Worst Jokes Ever

Worst Jokes Ever

What falls to the ground first if an apple and an emo kid fall from a tree?

The apple because the rope caught the emo kid.

There are painkillers, but they only relieve physical pain. I wish something could relieve my internal pain.

My homework was to watch as much porn as I can... and tell my teacher the details so he won't get in trouble for watching it during class.

If I were alone on an island with Camilla Cabello, and we were never going to escape, I'd rape her. I mean, what is she going to do? Tell someone?

What's the difference between what Bill Cosby did and what OJ Simpson did? OJ Simpson's victims actually suffered and I actually feel bad for them (the boyfriend at least).
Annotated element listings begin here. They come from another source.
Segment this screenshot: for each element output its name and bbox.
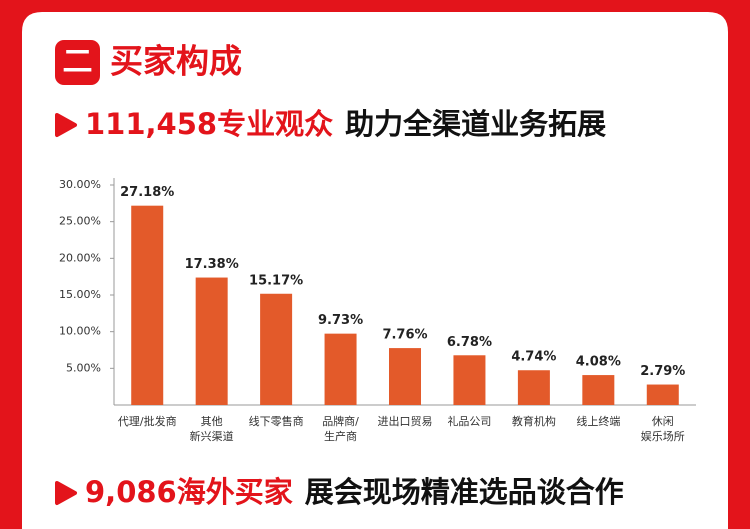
x-tick-label: 进出口贸易 <box>378 414 433 428</box>
y-tick-label: 5.00% <box>66 361 101 374</box>
bar <box>646 384 679 405</box>
value-label: 27.18% <box>120 185 174 200</box>
bullet-icon <box>55 113 77 137</box>
value-label: 15.17% <box>249 273 303 288</box>
bar <box>453 355 486 405</box>
value-label: 4.74% <box>511 350 556 365</box>
x-tick-label: 休闲 <box>652 414 674 428</box>
section-title: 买家构成 <box>110 42 242 81</box>
bar <box>582 375 615 405</box>
card <box>22 12 728 529</box>
footer-highlight: 9,086海外买家 <box>85 475 293 509</box>
bar <box>324 333 357 405</box>
y-tick-label: 30.00% <box>59 178 101 191</box>
y-tick-label: 15.00% <box>59 288 101 301</box>
x-tick-label: 教育机构 <box>512 414 556 428</box>
value-label: 4.08% <box>576 355 621 370</box>
headline: 111,458专业观众 助力全渠道业务拓展 <box>85 107 606 141</box>
footer-text: 展会现场精准选品谈合作 <box>305 475 624 509</box>
x-tick-label: 线上终端 <box>576 414 620 428</box>
x-tick-label: 新兴渠道 <box>190 429 234 443</box>
bar <box>260 293 293 405</box>
section-icon <box>55 40 100 85</box>
x-tick-label: 代理/批发商 <box>118 414 177 428</box>
x-tick-label: 线下零售商 <box>249 414 304 428</box>
footer-headline: 9,086海外买家 展会现场精准选品谈合作 <box>85 475 624 509</box>
section-number: 二 <box>63 45 93 80</box>
bullet-icon <box>55 481 77 505</box>
bar <box>195 277 228 405</box>
y-tick-label: 20.00% <box>59 251 101 264</box>
y-tick-label: 10.00% <box>59 325 101 338</box>
x-tick-label: 娱乐场所 <box>641 429 685 443</box>
x-tick-label: 其他 <box>201 415 223 428</box>
x-tick-label: 礼品公司 <box>447 414 491 428</box>
bar <box>517 370 550 405</box>
bar <box>131 205 164 405</box>
value-label: 9.73% <box>318 313 363 328</box>
x-tick-label: 品牌商/ <box>322 414 359 428</box>
headline-text: 助力全渠道业务拓展 <box>345 107 606 141</box>
headline-highlight: 111,458专业观众 <box>85 107 333 141</box>
x-tick-label: 生产商 <box>324 429 357 443</box>
y-tick-label: 25.00% <box>59 215 101 228</box>
value-label: 17.38% <box>185 257 239 272</box>
value-label: 7.76% <box>382 328 427 343</box>
bar <box>389 348 421 405</box>
value-label: 6.78% <box>447 335 492 350</box>
value-label: 2.79% <box>640 364 685 379</box>
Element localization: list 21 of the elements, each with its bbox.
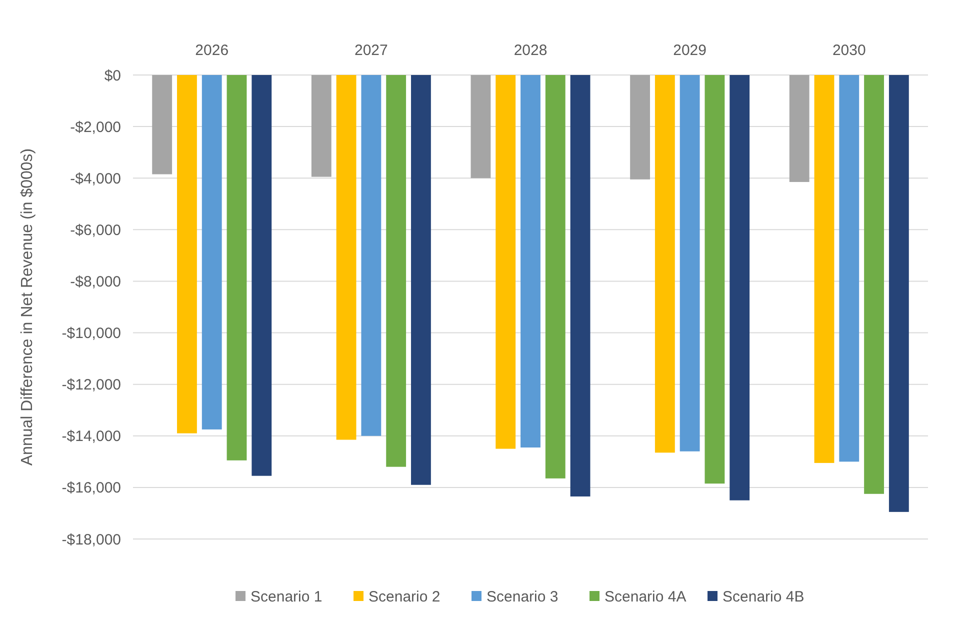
y-tick-label: -$14,000 [62, 428, 121, 446]
x-tick-label: 2030 [832, 42, 866, 59]
y-tick-label: -$4,000 [70, 170, 121, 188]
legend-label: Scenario 4A [604, 588, 686, 606]
legend-label: Scenario 3 [486, 588, 558, 606]
x-tick-label: 2026 [195, 42, 229, 59]
y-tick-label: -$10,000 [62, 325, 121, 342]
y-tick-label: -$6,000 [70, 222, 121, 239]
legend-label: Scenario 2 [368, 588, 440, 606]
legend-label: Scenario 1 [250, 588, 322, 606]
x-tick-label: 2029 [673, 42, 707, 59]
y-tick-label: -$2,000 [70, 118, 121, 136]
y-tick-label: -$16,000 [62, 480, 121, 497]
y-tick-label: -$12,000 [62, 376, 121, 394]
x-tick-label: 2027 [354, 42, 388, 59]
y-tick-label: $0 [104, 67, 121, 84]
y-tick-label: -$8,000 [70, 273, 121, 290]
legend-label: Scenario 4B [722, 588, 804, 606]
x-tick-label: 2028 [514, 42, 548, 59]
y-tick-label: -$18,000 [62, 531, 121, 548]
y-axis-title: Annual Difference in Net Revenue (in $000s) [19, 148, 36, 466]
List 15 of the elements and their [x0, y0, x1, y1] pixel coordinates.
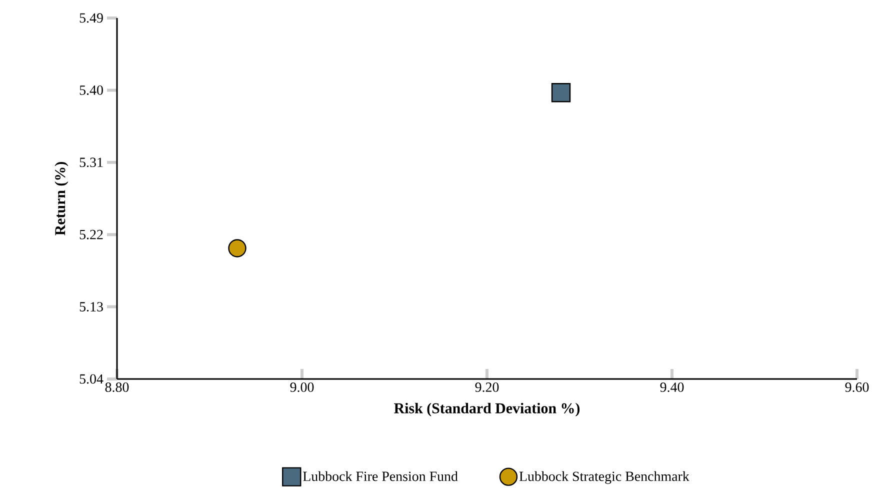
x-tick-label: 9.20 — [475, 382, 499, 392]
x-tick-label: 9.60 — [845, 382, 869, 392]
y-tick-label: 5.49 — [80, 13, 103, 23]
x-tick-label: 9.40 — [660, 382, 684, 392]
y-tick-label: 5.04 — [80, 374, 104, 384]
legend-label: Lubbock Strategic Benchmark — [519, 471, 690, 484]
y-tick-label: 5.40 — [80, 85, 103, 95]
y-tick-label: 5.31 — [80, 158, 103, 168]
x-tick-label: 9.00 — [290, 382, 314, 392]
y-tick-label: 5.13 — [80, 302, 103, 312]
x-axis-title: Risk (Standard Deviation %) — [394, 402, 580, 416]
legend-label: Lubbock Fire Pension Fund — [303, 471, 458, 482]
x-tick-label: 8.80 — [105, 382, 129, 392]
y-axis-title: Return (%) — [54, 162, 68, 236]
y-tick-label: 5.22 — [80, 230, 103, 240]
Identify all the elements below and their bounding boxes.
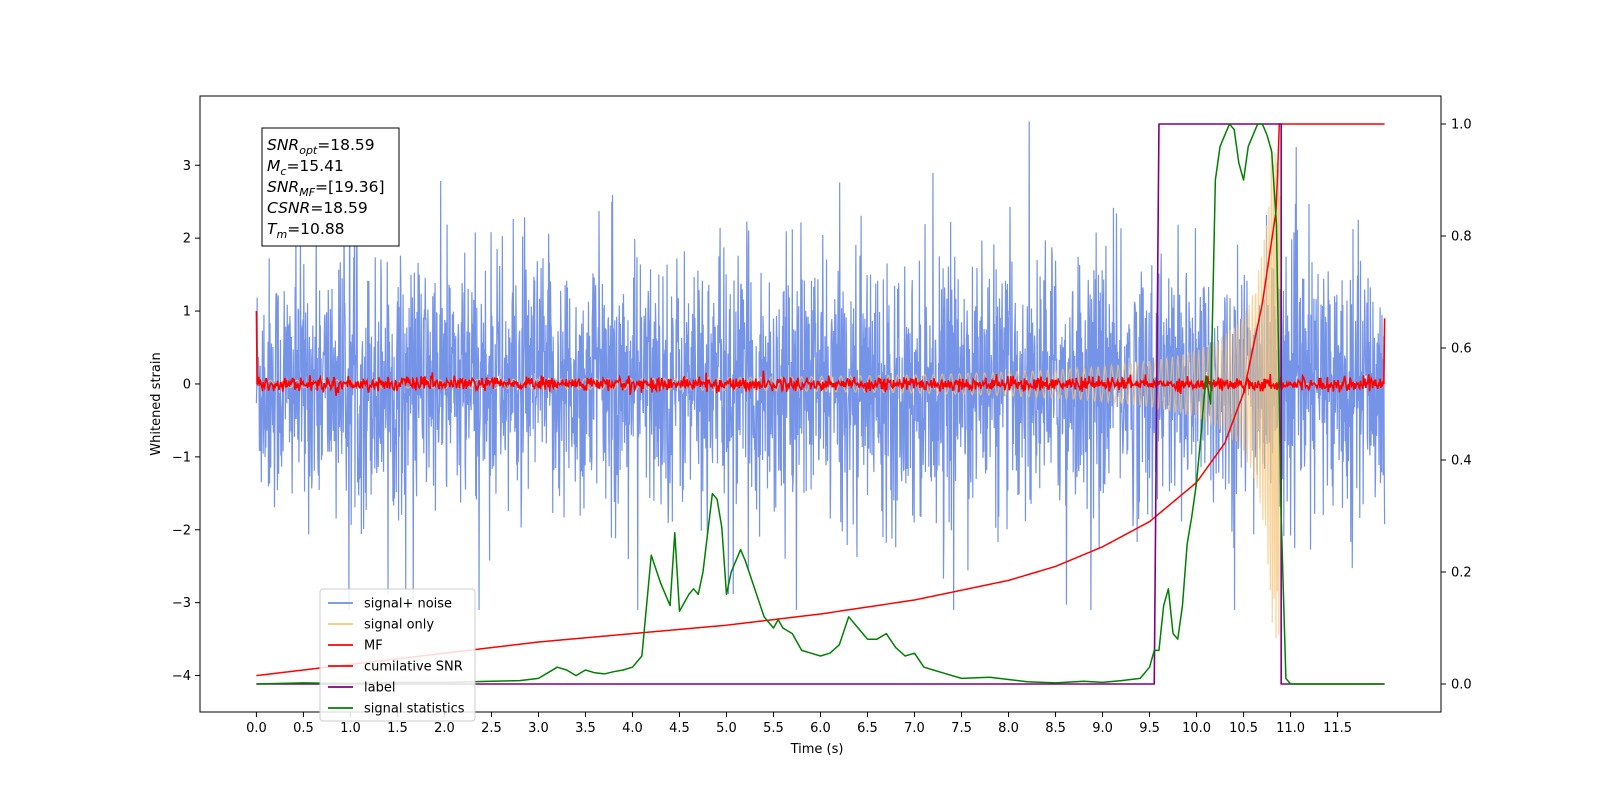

What do Middle Eastern suicide bombers say before they blow up?

I weel sho u wot da bom bom is! ALLAH!

What's the difference between Michael Jackson and a guitar teacher? One likes to stroke his finger across A minor, and the other one plays guitar.

What did a terrorist say when New York didn't want his food?

"Here Comes The Airplane!"

Why don't catholic kids lose their virginity in their 20's?

Because they lost it to a priest when they were 5

It isn't really rape if you speak different languages. I mean, how is the man supposed to know what she is saying? Those could be tears of joy and screams of pleasure.